By Melanie Arter | July 7, 2008 | 8:20 PM EDT

( - U.S. Catholic leaders Wednesday ended a two-day meeting at the Vatican agreeing zero tolerance policy towards pedophile priests. The church will determine at a later date what will happen to priests who have been accused of sexual abuse in the past.

"The question of the reassignment of those who have harmed children is certainly uppermost in our minds. However, the specific resolution to that particular question will be finalized when the bishops meet in June," said US Bishops Conference President Wilton Gregory.

"There is a growing consensus, certainly among the faithful, that it is too great a risk to reassign a (pedophile) priest. It was not within the competence of this particular meeting to make that final determination," he added.

Archbishop Theodore McCarrick of Washington said there will be an unwritten policy dealing with bishops or cardinals who cover up sexual abuse. However, with all that has happened within the church recently, McCarrick said he "can't see how anyone in the United States today would cover up something like that."

Cardinal Bernard Law, who admitted recently to transferring a priest to another church even with knowledge of sexual abuse allegations, was unable to attend the press conference, the bishops said, adding that Law and other bishops had previous engagements and the press conference was delayed unexpectedly.

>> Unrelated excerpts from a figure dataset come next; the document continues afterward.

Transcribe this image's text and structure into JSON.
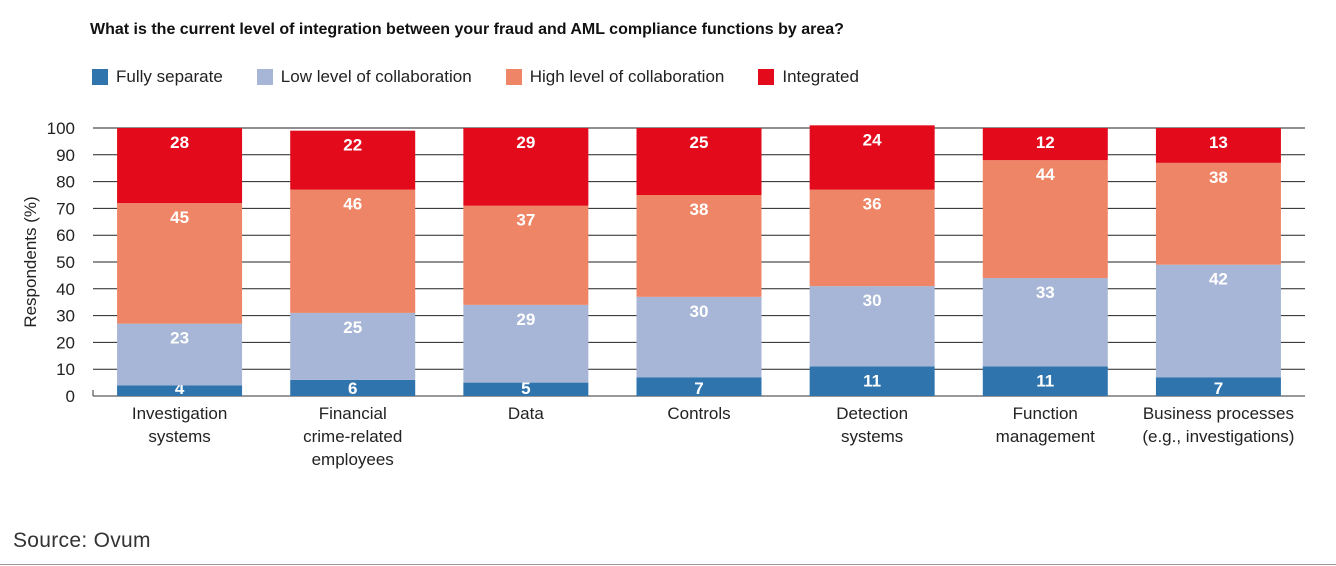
{
  "chart_data": {
    "type": "bar",
    "stacked": true,
    "title": "What is the current level of integration between your fraud and AML compliance functions by area?",
    "xlabel": "",
    "ylabel": "Respondents (%)",
    "ylim": [
      0,
      100
    ],
    "yticks": [
      0,
      10,
      20,
      30,
      40,
      50,
      60,
      70,
      80,
      90,
      100
    ],
    "grid": true,
    "legend_position": "top-left",
    "categories": [
      [
        "Investigation",
        "systems"
      ],
      [
        "Financial",
        "crime-related",
        "employees"
      ],
      [
        "Data"
      ],
      [
        "Controls"
      ],
      [
        "Detection",
        "systems"
      ],
      [
        "Function",
        "management"
      ],
      [
        "Business processes",
        "(e.g., investigations)"
      ]
    ],
    "series": [
      {
        "name": "Fully separate",
        "color": "#2f74ad",
        "values": [
          4,
          6,
          5,
          7,
          11,
          11,
          7
        ]
      },
      {
        "name": "Low level of collaboration",
        "color": "#a7b6d6",
        "values": [
          23,
          25,
          29,
          30,
          30,
          33,
          42
        ]
      },
      {
        "name": "High level of collaboration",
        "color": "#ee8566",
        "values": [
          45,
          46,
          37,
          38,
          36,
          44,
          38
        ]
      },
      {
        "name": "Integrated",
        "color": "#e20a1b",
        "values": [
          28,
          22,
          29,
          25,
          24,
          12,
          13
        ]
      }
    ]
  },
  "source": "Source: Ovum"
}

When asked whether there will be a review of past allegations of sexual abuse against priests, Gregory said that is already underway, informally.

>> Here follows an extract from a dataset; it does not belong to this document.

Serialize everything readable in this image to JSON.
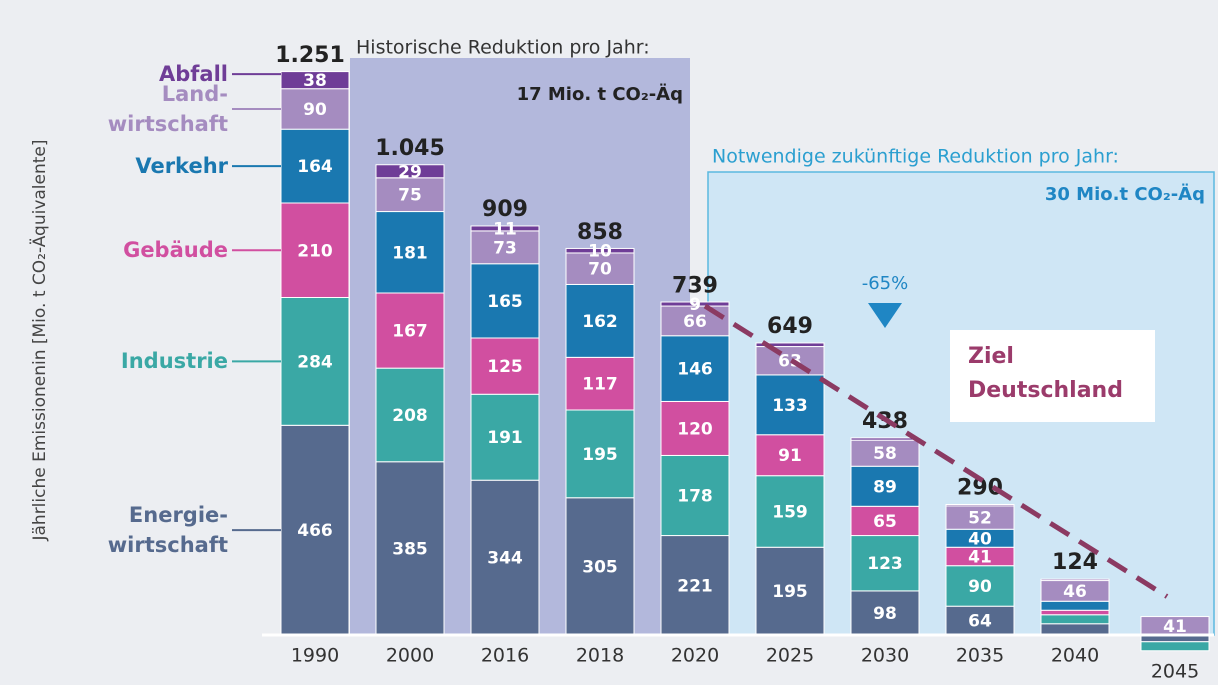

"I think that is already taking place. I think many of you have covered the review or the results of the review of an awful lot of dioceses that have gone back in the files 30, 40, 50, 60 years. Some dioceses, such as my own, did it many years ago. But in terms of the policy making bishops look back, I think bishops are doing that already," he said.

A grand jury will investigate allegations of sexual abuse by priests in the Philadelphia Archdiocese.

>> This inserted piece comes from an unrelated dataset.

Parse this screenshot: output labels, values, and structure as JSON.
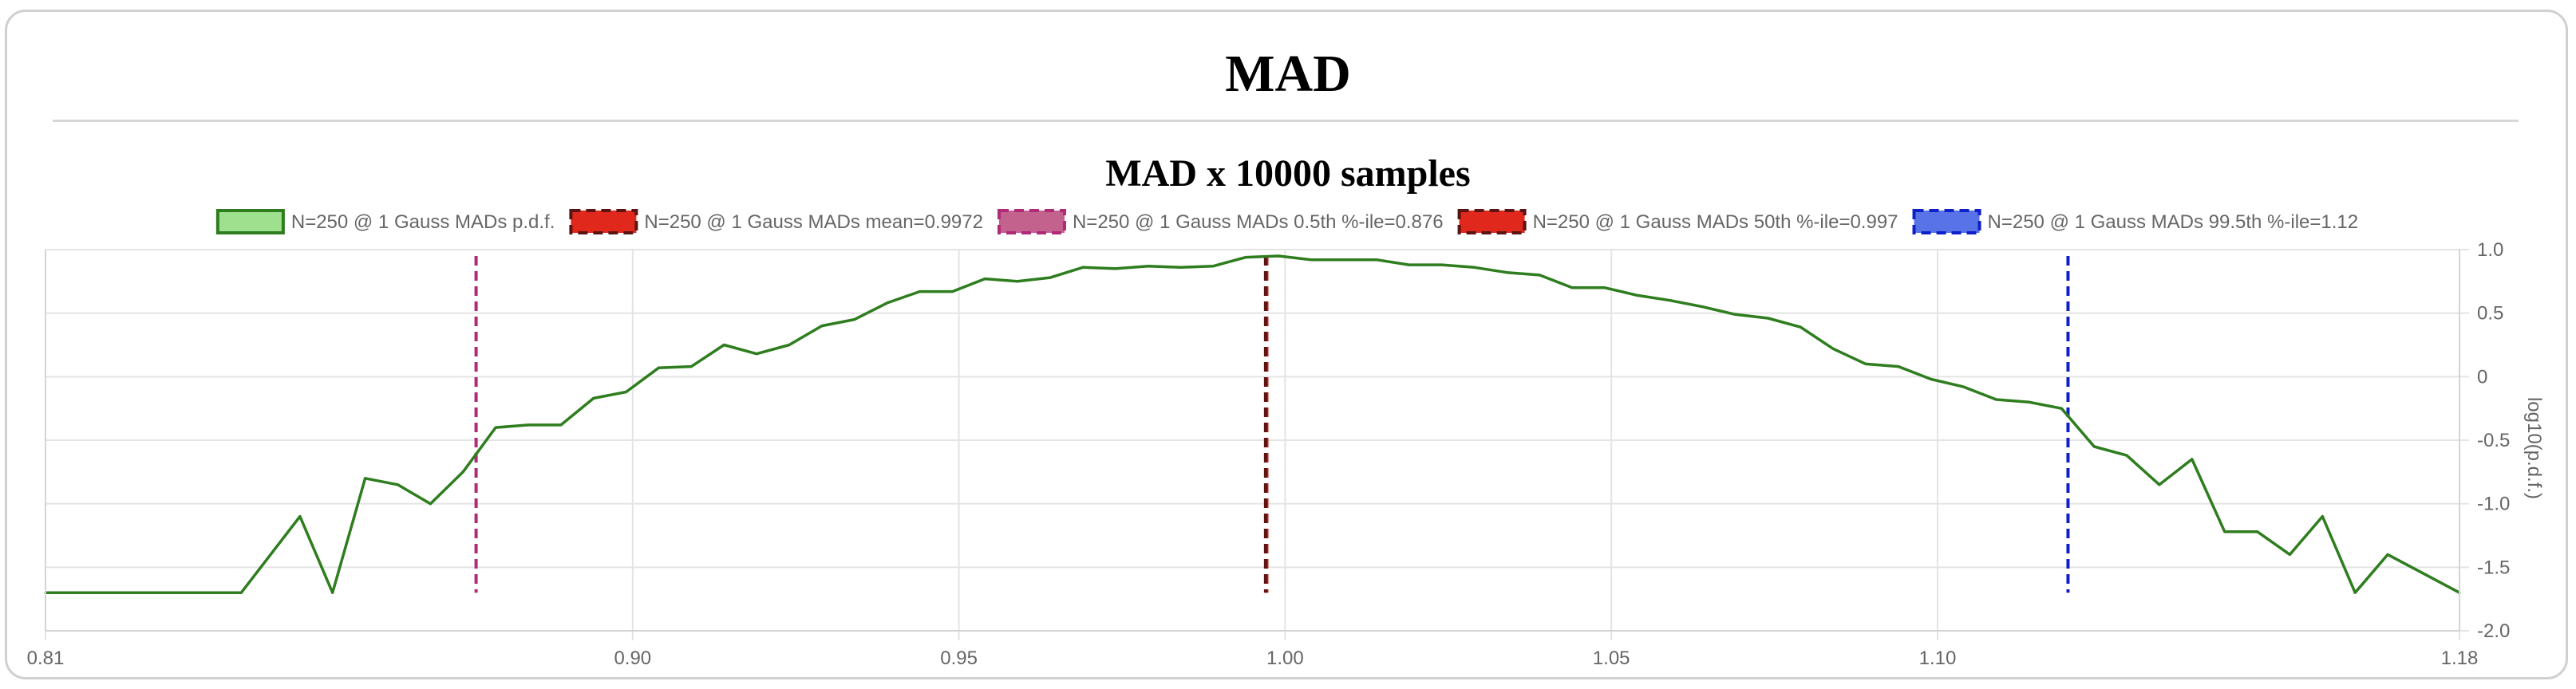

Philadelphia District Attorney Lynn Abraham Wednesday announced that church officials will cooperate with the probe and hand over any relevant records on priests accused of pedophilia, whether they are "dead, dismissed or retired."

No word on how long the grand jury investigation will last or the specific targets of the probe. "We want to give people who want to come forward the confidence to come forward," Abraham said.

Meanwhile, the cardinals proposed a national day of prayer and reparation addressing the sex scandal.